Critcs aren’t being too kind to TRON Legacy. It’s currently got a 50% rating on Rotten Tomatoes and The Chicago Tribune calls it “A sequel not worth waiting for”. Most of the negative comments focus on the story, or lack thereof. It’s not that they are far off the mark, but I think they’ve missed the point.
Much like the original movie, the story was pretty straight forward, find your long-lost father, save the world from a menace it doesn’t know exists and return home safely. That’s a simplistic summary of course, they manage to get a bit philosophical and even theological at a few points in the movie, but it never feels pretentious or overbearing. There’s just enough plot to allow you to suspend your disbelief of the imaginary world know as The Grid that the film takes place in, and to generate at least a little connection with the characters.
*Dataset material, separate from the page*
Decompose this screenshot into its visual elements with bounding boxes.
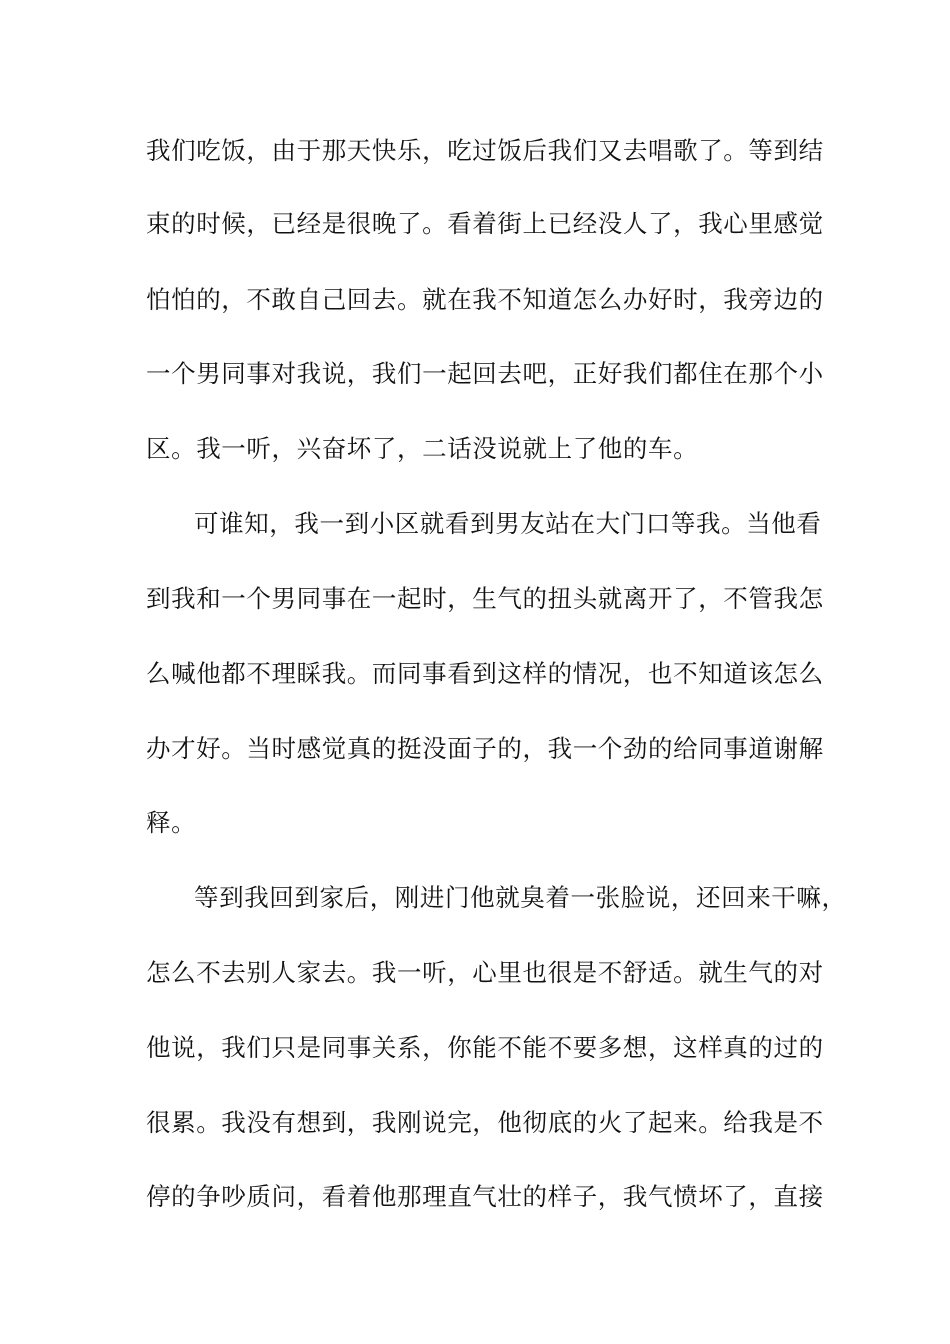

But I really wasn’t looking for mystery, social commentary or even much character development, I was looking for a fun movie and it delivered.
The film kept a pace throughout that never really let your mind wander, even during what could be called slower parts, there was always something going on to keep you glued to the screen. Fight scenes were very well choreographed and filmed, and we finally got to see them without the supremely annoying shaky cam that everyone seems to be so fond of these days! The film would not have been complete without an epic Light Cycle scene, and it delivered this one with gusto. The scene from the original movie took place on a vast, flat plane. This time, they added multiple levels, and even messed with the spatial orientation of the bikes as they sped through the arena. But they managed to still make it to where you could track the action with your eyes and never get confused, unlike other recent films like the Transformers series where there’s so much going on that you just can’t keep up with the action.
That brings me to the visual aspect of the movie. In contrast to Avatar, which also made use of many new 3D and CGI technologies and presented a world where there was something to see in every inch of the screen, TRON Legacy took place in a rather stark setting. Most of the scenes were dark with light coming from the red and blue glow of the set pieces and costumes. Even scenes shot in the real world were dark and foreboding. That’s not a negative statement, the end result was spectacular and very easy to watch.
The CGI used to create a young Jeff Bridges was very well done and only looked strange and plastic a few times. The remaining animation used while in The Grid was flawless and beautiful.
While we didn’t opt for the IMAX 3D Experience (because I’m a cheap skate), we did see it in Digital 3D. The 3D effects were very unobtrusive, mainly used to add depth and make the experience more immersive. I truly can’t recall any gimmicky use of 3D in the film.
I’m a sucker for movies that hit the nostalgia nerve cluster in my brain, and this hit it early and repeatedly. From the lights and sounds of 80’s arcades and games to updated but familiar images from the orignal movie, I felt the 11-year-old in me dying to hop on a Light Cycle. This nostalgia factor was carefully and intentionally crafted, right down to the 80’s tunes that blare to life in Flynn’s Arcade.
Another bit of nostalgia was the inclusion of some nods to the Star Wars trilogy (I’m talking the real Star Wars trilogy here). Look for the “Obi-Wan disarms the tractor beam” and “Luke shoots down tie fighters” scenes. My friend Alex agreed and tweeted this:
@Laserbeak21 Many beats in the Tron movie remind me of Star Wars Episode IV, and I’m ok with that since Star Wars seems to have forgotten it’s formula
To wrap things up, TRON Legacy was a fun adventure into a very cool world. It didn’t try to be anything that it wasn’t. There was only a hint of social commentary, more for the building of the story than an attempt to make a statement. My buddy Eric said it well in a text message:
It was just a really well structured movie that didn’t try to be anything but what it needed to be.
As with almost every Hollywood film today, there was a setup for a sequel, but it was subtle. I am looking forward to more TRON someday, others would rather they leave it be and not take the chance of tarnishing a fantastic piece of work.